Lors de nos débats, en 1993, tant ici, au Sénat, qu'au Congrès de Versailles, notre ami Michel Dreyfus-Schmidt n'a eu de cesse de mettre en garde le Gouvernement et la Haute Assemblée contre l'amalgame entre la responsabilité pénale et la responsabilité politique. En juriste éminent et avec prémonition, Michel Dreyfus-Schmidt dénonçait déjà cette monstruosité juridique dont nous avons tous constaté, pour les déplorer, les nombreux dysfonctionnements qui ont émaillé ce procès singulier.
Madame la ministre, est-il besoin de souligner que cette expérience malheureuse de la Cour de justice de la République annonce une profonde évolution ?
Comme il est probable que le Gouvernement se soit livré à une analyse du déroulement de ce procès, nous est-il possible de connaître les premiers enseignements qu'il en a tirés ? (Applaudissements sur les travées socialistes.)
M. le président. La parole est à Mme le ministre.
Mme Elisabeth Guigou, garde des sceaux, ministre de la justice. Monsieur le sénateur, nous devons en effet avoir tous à coeur de tirer les leçons du procès qui vient d'avoir lieu devant la Cour de justice de la République. Nous devons toutefois le faire sans précipitation, dans la sérénité, en évitant toute forme de pression sous l'émotion du moment. C'est peut-être aussi ce qui a manqué en 1993 !
Pour tirer correctement les leçons de ce procès, il convient, me semble-t-il, avant de poser les questions relatives à la Cour de justice de la République elle-même, de se poser d'abord la question de savoir comment l'on peut clarifier le champ de la responsabilité politique par rapport à la responsabilité pénale, la responsabilité administrative et la responsabilité civile.
M. Jean Chérioux. Tout à fait d'accord !
Mme Elisabeth Guigou, garde des sceaux. Le problème que nous affrontons, beaucoup plus large que celui qui vise, en l'occurrence, les ministres, puisqu'il concerne de plus en plus souvent les maires, les médecins, les enseignants, les chefs d'entreprise, c'est celui de la pénalisation croissante de notre vie publique.
Plusieurs sénateurs du RPR. Eh oui !
Mme Elisabeth Guigou, garde des sceaux. Face à ce problème plus général, j'ai déjà eu l'occasion d'indiquer à deux reprises devant le Sénat quelles étaient les pistes suivies par le Gouvernement.
Je signale que j'ai présenté, hier, en conseil des ministres, un projet de loi visant à améliorer les procédures d'urgence devant la justice administrative. Cela ne répond qu'à une partie du problème, mais nous voyons bien que tout est lié.
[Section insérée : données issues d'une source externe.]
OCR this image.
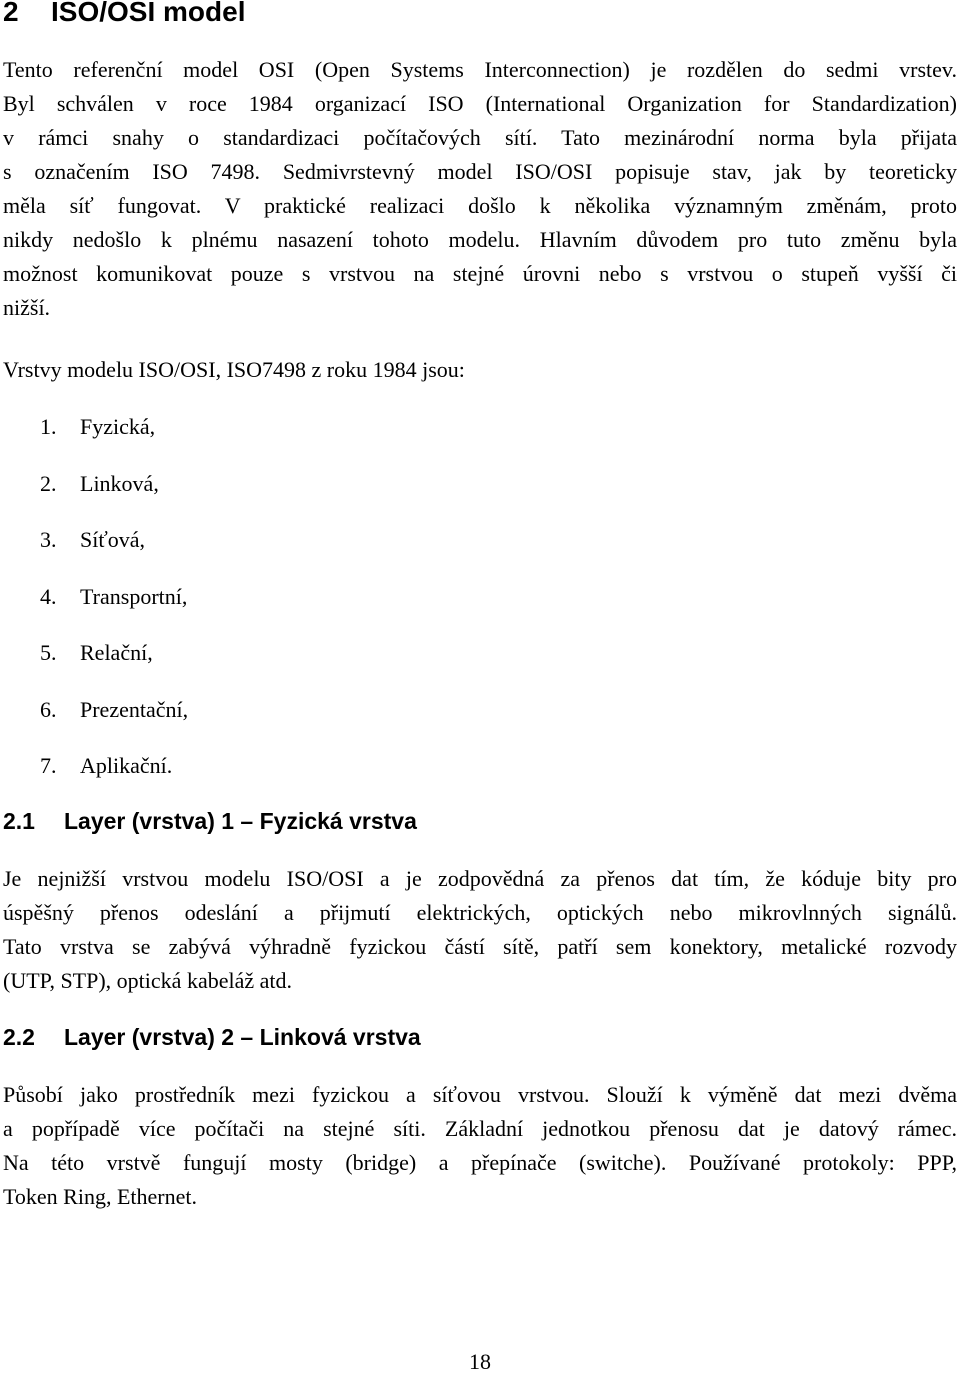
2 ISO/OSI model

Tento referenční model OSI (Open Systems Interconnection) je rozdělen do sedmi vrstev.
Byl schválen v roce 1984 organizací ISO (International Organization for Standardization)
v rámci snahy o standardizaci počítačových sítí. Tato mezinárodní norma byla přijata
s označením ISO 7498. Sedmivrstevný model ISO/OSI popisuje stav, jak by teoreticky
měla síť fungovat. V praktické realizaci došlo k několika významným změnám, proto
nikdy nedošlo k plnému nasazení tohoto modelu. Hlavním důvodem pro tuto změnu byla
možnost komunikovat pouze s vrstvou na stejné úrovni nebo s vrstvou o stupeň vyšší či
nižší.

Vrstvy modelu ISO/OSI, ISO7498 z roku 1984 jsou:

1. Fyzická,
2. Linková,
3. Síťová,
4. Transportní,
5. Relační,
6. Prezentační,
7. Aplikační.
2.1 Layer (vrstva) 1 – Fyzická vrstva

Je nejnižší vrstvou modelu ISO/OSI a je zodpovědná za přenos dat tím, že kóduje bity pro
úspěšný přenos odeslání a přijmutí elektrických, optických nebo mikrovlnných signálů.
Tato vrstva se zabývá výhradně fyzickou částí sítě, patří sem konektory, metalické rozvody
(UTP, STP), optická kabeláž atd.

2.2 Layer (vrstva) 2 – Linková vrstva

Působí jako prostředník mezi fyzickou a síťovou vrstvou. Slouží k výměně dat mezi dvěma
a popřípadě více počítači na stejné síti. Základní jednotkou přenosu dat je datový rámec.
Na této vrstvě fungují mosty (bridge) a přepínače (switche). Používané protokoly: PPP,
Token Ring, Ethernet.

18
En effet, si la justice administrative statuait plus vite, peut-être réussirions-nous à limiter le recours à la responsabilité pénale.
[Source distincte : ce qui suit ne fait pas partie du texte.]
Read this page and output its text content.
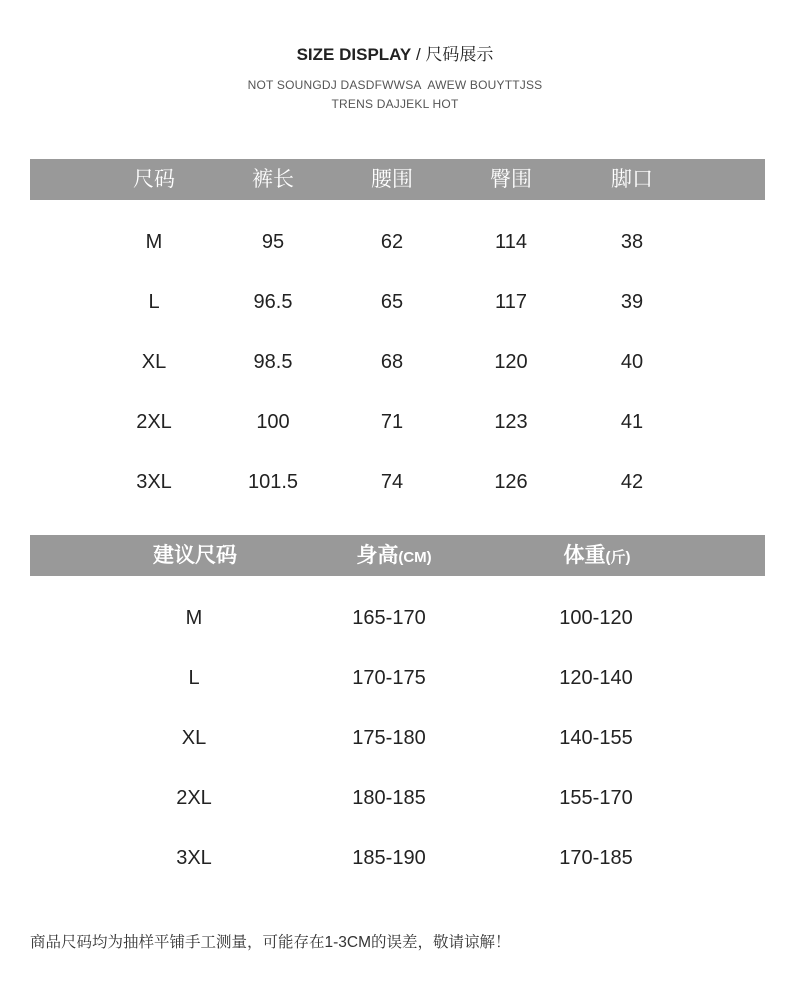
SIZE DISPLAY / 尺码展示
NOT SOUNGDJ DASDFWWSA  AWEW BOUYTTJSS
TRENS DAJJEKL HOT
尺码	裤长	腰围	臀围	脚口
M	95	62	114	38
L	96.5	65	117	39
XL	98.5	68	120	40
2XL	100	71	123	41
3XL	101.5	74	126	42
建议尺码	身高(CM)	体重(斤)
M	165-170	100-120
L	170-175	120-140
XL	175-180	140-155
2XL	180-185	155-170
3XL	185-190	170-185
商品尺码均为抽样平铺手工测量，可能存在1-3CM的误差，敬请谅解！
Au-delà, puisque, vous le savez, le Gouvernement ne veut en aucun cas préjuger, nous ne devons pas nous interdire de voir, d'abord, à partir de quels principes la commission Vedel, qui avait abouti à la réforme de 1993, a travaillé. Ces principes étaient au nombre de quatre : ne pas soumettre l'ouverture des poursuites à une décision préalable des assemblées ; interdire qu'à la faveur des plaintes avec constitution de partie civile les ministres soient constamment exposés à devoir se justifier devant les juges ; confier l'instruction à la chambre d'instruction composée de magistrats à la Cour de cassation ; ne pas composer la juridiction de jugement seulement de magistrats ou seulement de parlementaires.
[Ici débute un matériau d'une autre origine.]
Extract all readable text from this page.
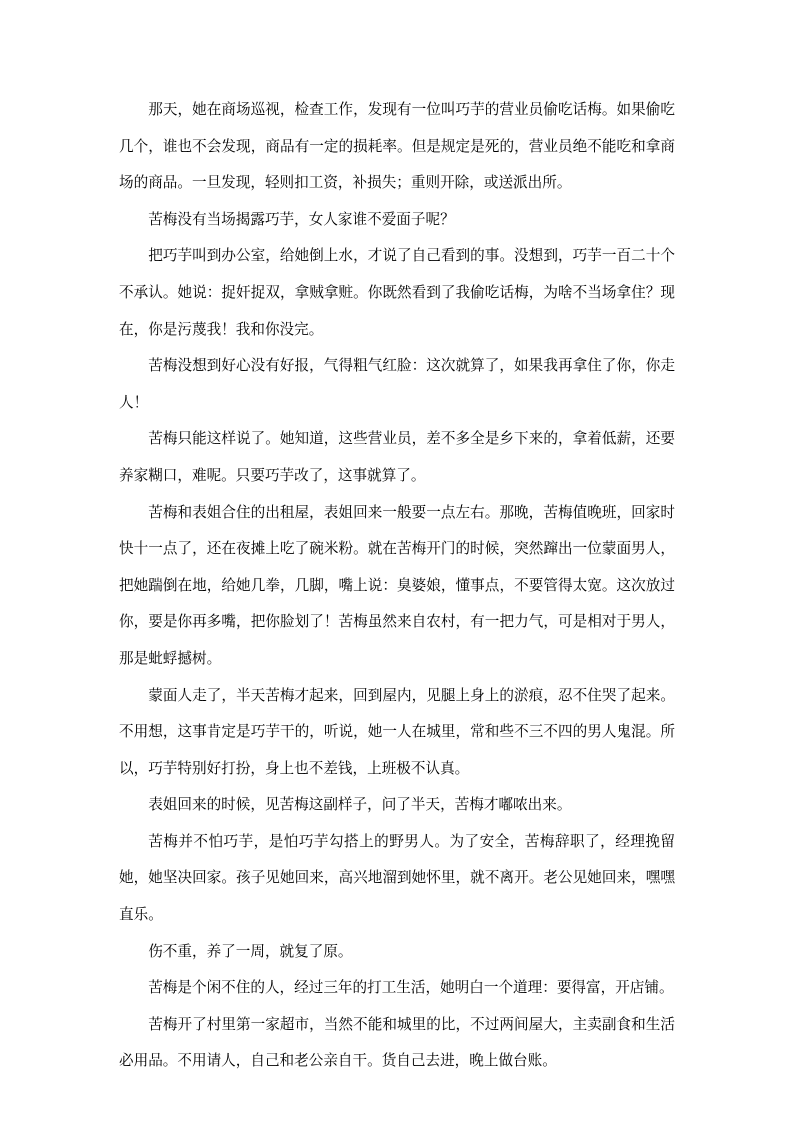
那天，她在商场巡视，检查工作，发现有一位叫巧芋的营业员偷吃话梅。如果偷吃几个，谁也不会发现，商品有一定的损耗率。但是规定是死的，营业员绝不能吃和拿商场的商品。一旦发现，轻则扣工资，补损失；重则开除，或送派出所。

苦梅没有当场揭露巧芋，女人家谁不爱面子呢？

把巧芋叫到办公室，给她倒上水，才说了自己看到的事。没想到，巧芋一百二十个不承认。她说：捉奸捉双，拿贼拿赃。你既然看到了我偷吃话梅，为啥不当场拿住？现在，你是污蔑我！我和你没完。

苦梅没想到好心没有好报，气得粗气红脸：这次就算了，如果我再拿住了你，你走人！

苦梅只能这样说了。她知道，这些营业员，差不多全是乡下来的，拿着低薪，还要养家糊口，难呢。只要巧芋改了，这事就算了。

苦梅和表姐合住的出租屋，表姐回来一般要一点左右。那晚，苦梅值晚班，回家时快十一点了，还在夜摊上吃了碗米粉。就在苦梅开门的时候，突然蹿出一位蒙面男人，把她踹倒在地，给她几拳，几脚，嘴上说：臭婆娘，懂事点，不要管得太宽。这次放过你，要是你再多嘴，把你脸划了！苦梅虽然来自农村，有一把力气，可是相对于男人，那是蚍蜉撼树。

蒙面人走了，半天苦梅才起来，回到屋内，见腿上身上的淤痕，忍不住哭了起来。不用想，这事肯定是巧芋干的，听说，她一人在城里，常和些不三不四的男人鬼混。所以，巧芋特别好打扮，身上也不差钱，上班极不认真。

表姐回来的时候，见苦梅这副样子，问了半天，苦梅才嘟哝出来。

苦梅并不怕巧芋，是怕巧芋勾搭上的野男人。为了安全，苦梅辞职了，经理挽留她，她坚决回家。孩子见她回来，高兴地溜到她怀里，就不离开。老公见她回来，嘿嘿直乐。

伤不重，养了一周，就复了原。

苦梅是个闲不住的人，经过三年的打工生活，她明白一个道理：要得富，开店铺。

苦梅开了村里第一家超市，当然不能和城里的比，不过两间屋大，主卖副食和生活必用品。不用请人，自己和老公亲自干。货自己去进，晚上做台账。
Aujourd'hui, peut-être faut-il, en effet, oser d'autres questions, ouvrir d'autres perspectives. Faut-il, par exemple, maintenir l'existence d'une juridiction d'exception et, dans l'affirmative, dans quelle composition ?
Mais, vous le voyez, pour répondre à cette question, il faut d'abord clarifier le champ de la responsabilité politique et celui de la responsabilité pénale, car, bien évidemment, plus nous arriverons à clarifier ces champs, moins nous aurons besoin d'une juridiction d'exception.
M. le président. Veuillez conclure, madame le ministre.
Mme Elisabeth Guigou, garde des sceaux. J'en termine, monsieur le président.
Toutes sortes de questions se posent que je ne veux pas détailler ici : à qui faut-il confier l'instruction ? Faut-il avoir une procédure criminelle ou une procédure correctionnelle ? Quelle place donner aux victimes ? - Autre question extrêmement importante.
Le temps des conclusions viendra à son heure. Je crois qu'il nous faut laisser le temps au débat. (Applaudissements sur les travées socialistes ainsi que sur certaines travées du groupe communiste républicain et citoyen. - MM. Jean-Jacques Hyest et Lucien Neuwirth applaudissent également.)